In Israel, a centre for agricultural development has trained over 270,000 people from 132 countries in its various courses, 70% of which use demonstration agricultural farms.
There have also been substantial advances on the continent. In Nigeria, a fertilizer company has over 3,000 demonstration farms that it uses to showcase and teach farmers about modern farming practices.
In Ghana, the Ministry of Food and Agriculture has established over 1,242 community demonstration farms that showcase new agricultural technologies.

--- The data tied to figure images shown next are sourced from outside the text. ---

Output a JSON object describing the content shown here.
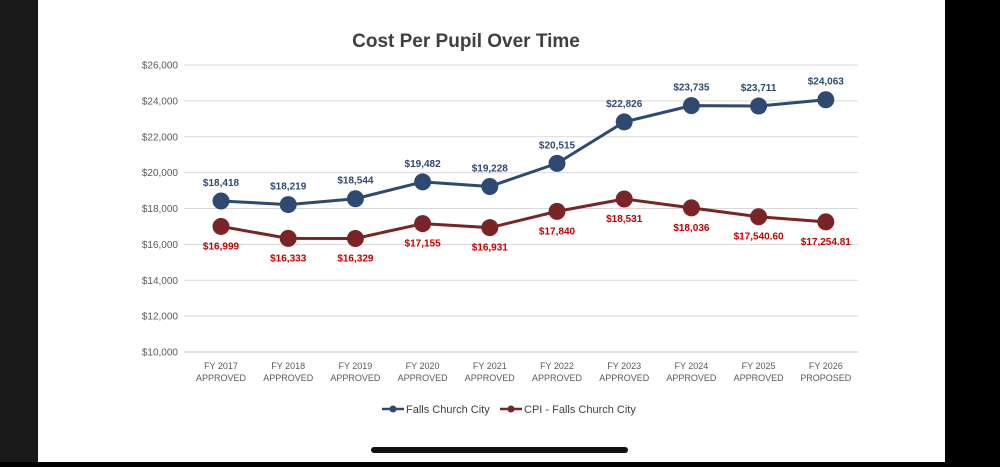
{
  "chart_data": {
    "type": "line",
    "title": "Cost Per Pupil Over Time",
    "xlabel": "",
    "ylabel": "",
    "ylim": [
      10000,
      26000
    ],
    "yticks": [
      "$10,000",
      "$12,000",
      "$14,000",
      "$16,000",
      "$18,000",
      "$20,000",
      "$22,000",
      "$24,000",
      "$26,000"
    ],
    "ytick_values": [
      10000,
      12000,
      14000,
      16000,
      18000,
      20000,
      22000,
      24000,
      26000
    ],
    "categories": [
      [
        "FY 2017",
        "APPROVED"
      ],
      [
        "FY 2018",
        "APPROVED"
      ],
      [
        "FY 2019",
        "APPROVED"
      ],
      [
        "FY 2020",
        "APPROVED"
      ],
      [
        "FY 2021",
        "APPROVED"
      ],
      [
        "FY 2022",
        "APPROVED"
      ],
      [
        "FY 2023",
        "APPROVED"
      ],
      [
        "FY 2024",
        "APPROVED"
      ],
      [
        "FY 2025",
        "APPROVED"
      ],
      [
        "FY 2026",
        "PROPOSED"
      ]
    ],
    "series": [
      {
        "name": "Falls Church City",
        "color": "#2e4a73",
        "values": [
          18418,
          18219,
          18544,
          19482,
          19228,
          20515,
          22826,
          23735,
          23711,
          24063
        ],
        "labels": [
          "$18,418",
          "$18,219",
          "$18,544",
          "$19,482",
          "$19,228",
          "$20,515",
          "$22,826",
          "$23,735",
          "$23,711",
          "$24,063"
        ],
        "label_position": "above"
      },
      {
        "name": "CPI - Falls Church City",
        "color": "#7b2425",
        "label_color": "#c00000",
        "values": [
          16999,
          16333,
          16329,
          17155,
          16931,
          17840,
          18531,
          18036,
          17540.6,
          17254.81
        ],
        "labels": [
          "$16,999",
          "$16,333",
          "$16,329",
          "$17,155",
          "$16,931",
          "$17,840",
          "$18,531",
          "$18,036",
          "$17,540.60",
          "$17,254.81"
        ],
        "label_position": "below"
      }
    ],
    "grid": true,
    "legend": "bottom-center"
  }
}
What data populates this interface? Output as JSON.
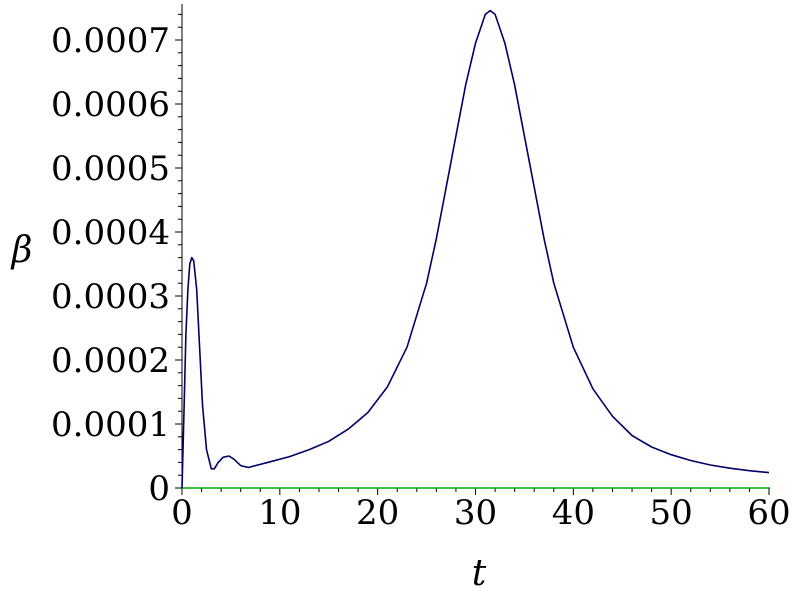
{
  "chart_data": {
    "type": "line",
    "title": "",
    "xlabel": "t",
    "ylabel": "β",
    "xlim": [
      0,
      60
    ],
    "ylim": [
      0,
      0.00075
    ],
    "grid": false,
    "legend": "none",
    "x_ticks": [
      "0",
      "10",
      "20",
      "30",
      "40",
      "50",
      "60"
    ],
    "y_ticks": [
      "0",
      "0.0001",
      "0.0002",
      "0.0003",
      "0.0004",
      "0.0005",
      "0.0006",
      "0.0007"
    ],
    "colors": {
      "curve": "#000066",
      "baseline": "#00aa00",
      "axis": "#000000"
    },
    "series": [
      {
        "x": [
          0,
          0.2,
          0.4,
          0.6,
          0.8,
          1.0,
          1.2,
          1.5,
          1.8,
          2.1,
          2.5,
          3.0,
          3.3,
          3.7,
          4.2,
          4.8,
          5.3,
          6.0,
          6.8,
          7.5,
          9,
          11,
          13,
          15,
          17,
          19,
          21,
          23,
          25,
          26,
          27,
          28,
          29,
          30,
          31,
          31.5,
          32,
          33,
          34,
          35,
          36,
          37,
          38,
          40,
          42,
          44,
          46,
          48,
          50,
          52,
          54,
          56,
          58,
          60
        ],
        "y": [
          0.0,
          0.00012,
          0.00024,
          0.00031,
          0.00035,
          0.00036,
          0.000355,
          0.00031,
          0.00022,
          0.00013,
          6e-05,
          3e-05,
          3e-05,
          4e-05,
          4.8e-05,
          5e-05,
          4.5e-05,
          3.5e-05,
          3.2e-05,
          3.5e-05,
          4.1e-05,
          4.9e-05,
          6e-05,
          7.3e-05,
          9.2e-05,
          0.000118,
          0.000158,
          0.00022,
          0.00032,
          0.00039,
          0.00047,
          0.00055,
          0.00063,
          0.000695,
          0.00074,
          0.000746,
          0.00074,
          0.000695,
          0.00063,
          0.00055,
          0.00047,
          0.00039,
          0.00032,
          0.00022,
          0.000155,
          0.000112,
          8.2e-05,
          6.4e-05,
          5.2e-05,
          4.3e-05,
          3.6e-05,
          3.1e-05,
          2.7e-05,
          2.4e-05
        ]
      },
      {
        "x": [
          0,
          60
        ],
        "y": [
          0,
          0
        ]
      }
    ]
  }
}
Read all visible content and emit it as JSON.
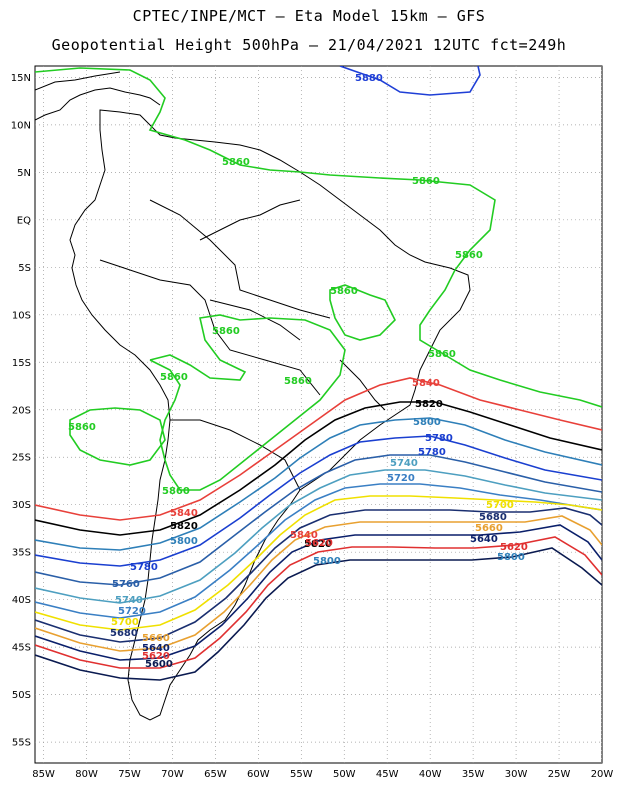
{
  "header": {
    "line1": "CPTEC/INPE/MCT –  Eta Model 15km – GFS",
    "line2": "Geopotential Height 500hPa – 21/04/2021 12UTC fct=249h"
  },
  "axes": {
    "lat_labels": [
      "15N",
      "10N",
      "5N",
      "EQ",
      "5S",
      "10S",
      "15S",
      "20S",
      "25S",
      "30S",
      "35S",
      "40S",
      "45S",
      "50S",
      "55S"
    ],
    "lon_labels": [
      "85W",
      "80W",
      "75W",
      "70W",
      "65W",
      "60W",
      "55W",
      "50W",
      "45W",
      "40W",
      "35W",
      "30W",
      "25W",
      "20W"
    ]
  },
  "colors": {
    "c5880": "#1f3fd6",
    "c5860": "#22cc22",
    "c5840": "#e8403a",
    "c5820": "#000000",
    "c5800": "#2e7fb8",
    "c5780": "#1a3fd0",
    "c5760": "#2a5fa8",
    "c5740": "#4d9fc0",
    "c5720": "#3a7fc4",
    "c5700": "#f0e000",
    "c5680": "#1a2f70",
    "c5660": "#e8a030",
    "c5640": "#0a1f6a",
    "c5620": "#e03030",
    "c5600": "#0a1a50"
  },
  "contour_labels": {
    "v5880": "5880",
    "v5860": "5860",
    "v5840": "5840",
    "v5820": "5820",
    "v5800": "5800",
    "v5780": "5780",
    "v5760": "5760",
    "v5740": "5740",
    "v5720": "5720",
    "v5700": "5700",
    "v5680": "5680",
    "v5660": "5660",
    "v5640": "5640",
    "v5620": "5620",
    "v5600": "5600"
  }
}
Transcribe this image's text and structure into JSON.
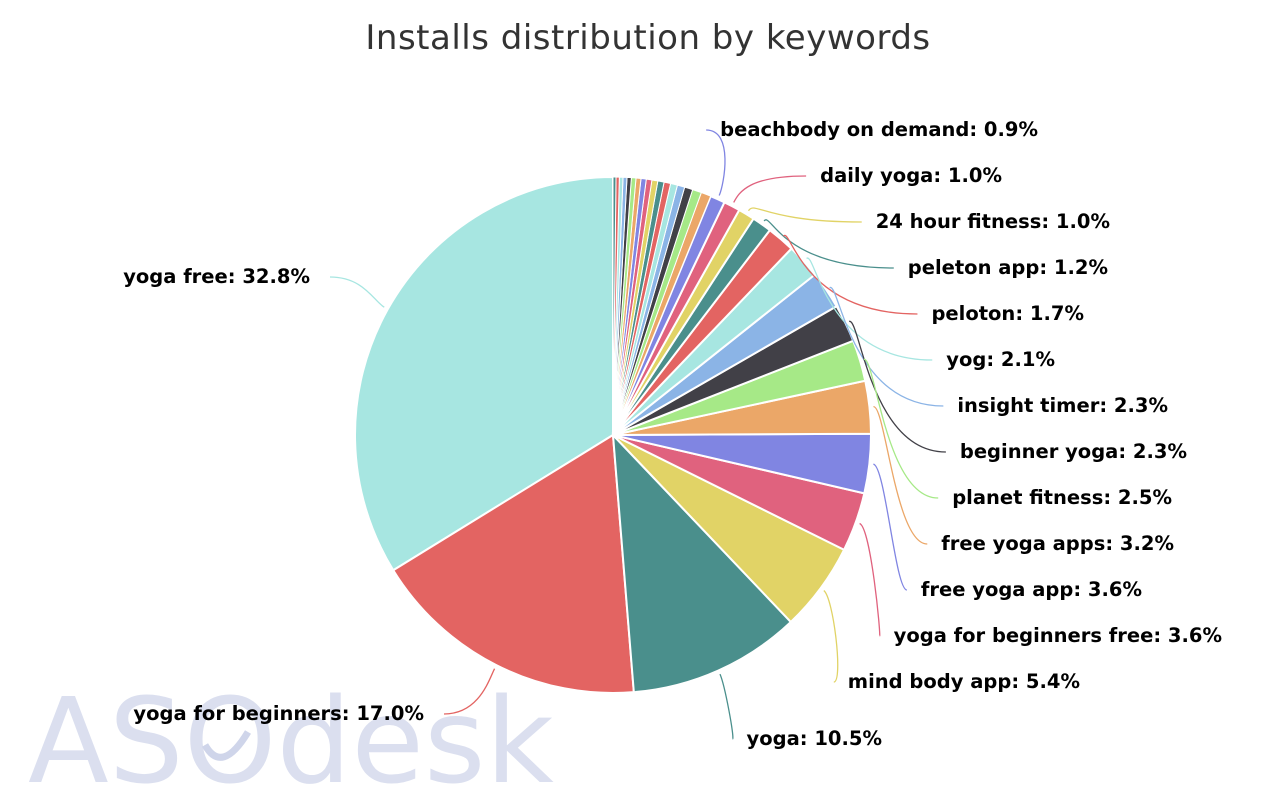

Here in Kenya, apart from our demo farm, a demonstration farm in Meru is teaching women everything they need to know about conservation agriculture. This includes covering crops like grass or legumes, to provide seasonal soil cover to protect bare land. These kinds of steps improve crop productivity, increase yields as well as profits and food security.
Farmers can see how practices work over time, ranging from one season to another to a period of years. They are then able to use them on their own farms. In Kenya over 10,000, of over 7 million farmers, have adopted these practices.
Non-governmental organizations are also using demonstration farms. Development in Gardening in Kenya, for example, uses demonstration farms as classrooms to showcase good agricultural practices.
What Should be Done
The need for demonstrations farms can’t be overemphasized – particularly in Africa. Challenges such as droughts, degraded soils and low crop productivity persist and threaten the livelihoods of millions of people.
One of the major challenges is funding. Setting up demonstration farms to try new technologies or best practices takes lots of funds, time and effort.
Luckily there are several funding agencies, including governments, that fund demonstration farms.